One 12-ounce (0.35 liter) can of regular soda contains roughly 130 calories, which exceeds a woman’s daily discretionary sugar budget.
Experts say many studies have shown a correlation between higher intake of sweetened beverages and obesity.
Johnson said the report is not advocating the removal of added sugars from anyone’s diet.
“Sugars do add to the enjoyment and enhance the flavor of foods, but maybe it would be better choice to add your sugars in a sweetened whole grain cereal rather than in an empty-calorie soft drink or candy,” she said.
The food industry often blames increases in obesity on a sedentary lifestyle.
I blame obesity on a number of things: people eating for the sake of eating; the snack/fast-food culture; parents who give their children sweets and chips to keep them quiet; and people having absolutely no pride in their appearance and, worse of all, not caring about it.

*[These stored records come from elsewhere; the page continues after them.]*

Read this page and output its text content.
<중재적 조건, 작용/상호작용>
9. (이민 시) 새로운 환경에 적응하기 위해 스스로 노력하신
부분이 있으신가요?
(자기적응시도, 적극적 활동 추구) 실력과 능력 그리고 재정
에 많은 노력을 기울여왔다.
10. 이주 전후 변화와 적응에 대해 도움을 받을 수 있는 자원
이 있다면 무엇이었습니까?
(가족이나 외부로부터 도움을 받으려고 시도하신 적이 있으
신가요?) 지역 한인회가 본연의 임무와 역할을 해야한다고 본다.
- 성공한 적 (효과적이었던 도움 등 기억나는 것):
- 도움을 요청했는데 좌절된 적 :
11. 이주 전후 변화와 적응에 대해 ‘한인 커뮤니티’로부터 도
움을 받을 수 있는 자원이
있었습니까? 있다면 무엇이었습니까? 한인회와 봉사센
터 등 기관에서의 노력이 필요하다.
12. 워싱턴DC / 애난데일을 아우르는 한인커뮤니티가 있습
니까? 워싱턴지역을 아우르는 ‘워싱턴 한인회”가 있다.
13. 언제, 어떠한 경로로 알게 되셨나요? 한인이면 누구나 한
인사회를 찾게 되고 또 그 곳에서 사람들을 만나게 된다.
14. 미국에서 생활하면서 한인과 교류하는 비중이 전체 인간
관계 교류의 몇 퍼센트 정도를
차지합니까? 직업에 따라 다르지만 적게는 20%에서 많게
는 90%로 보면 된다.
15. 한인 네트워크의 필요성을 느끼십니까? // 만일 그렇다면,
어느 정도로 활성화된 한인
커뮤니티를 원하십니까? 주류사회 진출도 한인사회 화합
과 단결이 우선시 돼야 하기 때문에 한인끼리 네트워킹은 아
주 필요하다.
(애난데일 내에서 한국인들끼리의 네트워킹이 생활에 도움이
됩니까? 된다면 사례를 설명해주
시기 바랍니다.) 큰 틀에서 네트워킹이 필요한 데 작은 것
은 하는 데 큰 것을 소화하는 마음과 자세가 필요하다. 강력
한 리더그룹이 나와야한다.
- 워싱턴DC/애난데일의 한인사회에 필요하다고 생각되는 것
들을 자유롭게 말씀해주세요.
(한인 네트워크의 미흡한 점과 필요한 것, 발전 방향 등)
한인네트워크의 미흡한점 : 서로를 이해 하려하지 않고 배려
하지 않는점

In the meantime, I will continue with my four teaspoons of sugar in my mug of coffee and the accompanying cigarettes. And although the AHA will be aghast by such behavior, I can content myself with the knowledge that despite my sugar consumption, my waist measures 35 inches, a three-inch increase on what it was 35 years ago.
Even Rachel admits to liking chocolate and ice-cream; plenty of added sugar in both of those I would think. But like most sensible people, she will partake of those in moderation. And that is the key. Unfortunately, moderation is a word a lot of people have difficulty in comprehending.